Die Deutsche Umwelthilfe (DUH) hat Kritik an zahlreichen Städten mit Umweltzone geübt. So hätten rund zwei Drittel der Kommunen die Zone gegen Feinstaub zwar formell eingeführt, in der Praxis sei sie aber "nicht mehr als ein Alibi", sagte DUH-Geschäftsführer Jürgen Resch der "Westdeutschen Zeitung" vom Montag. Der Verkehr werde vielerorts kaum oder gar nicht kontrolliert, kritisierte er. Feinstaub gilt als gesundheitsgefährdend. In Städten mit Umweltzonen gelten Beschränkungen für Kraftfahrzeuge, um den Feinstaub unter bestimmten Grenzen zu halten.

In der Untersuchung der Umwelthilfe kommen dem Bericht zufolge vor allem die Länder Nordrhein-Westfalen und Baden-Württemberg schlecht weg. "Bei manchen Städten wie Bonn und Köln grenzt das Kontrollverhalten an Totalverweigerung", sagte Resch der Zeitung.

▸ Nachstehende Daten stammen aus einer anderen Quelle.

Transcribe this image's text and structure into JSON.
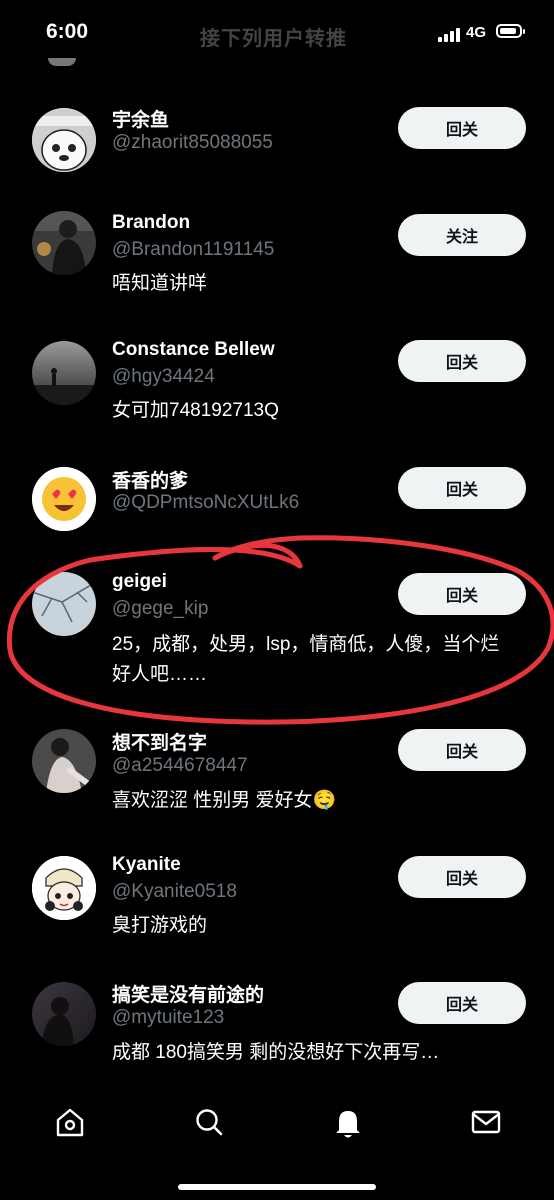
{
  "status_bar": {
    "time": "6:00",
    "faded_title": "接下列用户转推",
    "network": "4G"
  },
  "users": [
    {
      "name": "宇余鱼",
      "handle": "@zhaorit85088055",
      "bio": "",
      "button": "回关",
      "avatar_icon": "bear-cartoon-avatar"
    },
    {
      "name": "Brandon",
      "handle": "@Brandon1191145",
      "bio": "唔知道讲咩",
      "button": "关注",
      "avatar_icon": "person-photo-avatar"
    },
    {
      "name": "Constance Bellew",
      "handle": "@hgy34424",
      "bio": "女可加748192713Q",
      "button": "回关",
      "avatar_icon": "silhouette-photo-avatar"
    },
    {
      "name": "香香的爹",
      "handle": "@QDPmtsoNcXUtLk6",
      "bio": "",
      "button": "回关",
      "avatar_icon": "heart-eyes-emoji-avatar"
    },
    {
      "name": "geigei",
      "handle": "@gege_kip",
      "bio": "25，成都，处男，lsp，情商低，人傻，当个烂好人吧……",
      "button": "回关",
      "avatar_icon": "tree-branch-photo-avatar"
    },
    {
      "name": "想不到名字",
      "handle": "@a2544678447",
      "bio": "喜欢涩涩 性别男 爱好女🤤",
      "button": "回关",
      "avatar_icon": "sitting-person-photo-avatar"
    },
    {
      "name": "Kyanite",
      "handle": "@Kyanite0518",
      "bio": "臭打游戏的",
      "button": "回关",
      "avatar_icon": "anime-character-avatar"
    },
    {
      "name": "搞笑是没有前途的",
      "handle": "@mytuite123",
      "bio": "成都 180搞笑男 剩的没想好下次再写…",
      "button": "回关",
      "avatar_icon": "dusk-profile-photo-avatar"
    }
  ],
  "bottom_nav": [
    {
      "icon": "home-icon"
    },
    {
      "icon": "search-icon"
    },
    {
      "icon": "notifications-bell-icon"
    },
    {
      "icon": "messages-mail-icon"
    }
  ],
  "colors": {
    "background": "#000000",
    "text": "#ffffff",
    "handle": "#6e767d",
    "button_bg": "#eff3f4",
    "button_text": "#0f1419",
    "annotation": "#e8363d"
  }
}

Umwelthilfe kündigt Klagen an

Kritik gab es unter anderem am baden-württembergischen Tübingen: Dort werde "so gut wie gar nicht" kontrolliert, obwohl Oberbürgermeister Boris Palmer ein Grünen-Politiker sei. Gute Noten bekommen etwa Berlin, Bremen und Städte aus Hessen und Sachsen. Insgesamt analysierte die DUH den Verkehr in 55 Städten.

Die DUH kündigte Klagen gegen "zahlreiche Städte" an, um damit schärfere Kontrollen durchzusetzen. Viele Städte richteten die Zone zwar auf dem Papier ein, lebten sie aber nicht wirklich, kritisierte Resch in der "Westdeutschen Zeitung". Deshalb müsse der Druck weiter erhöht werden.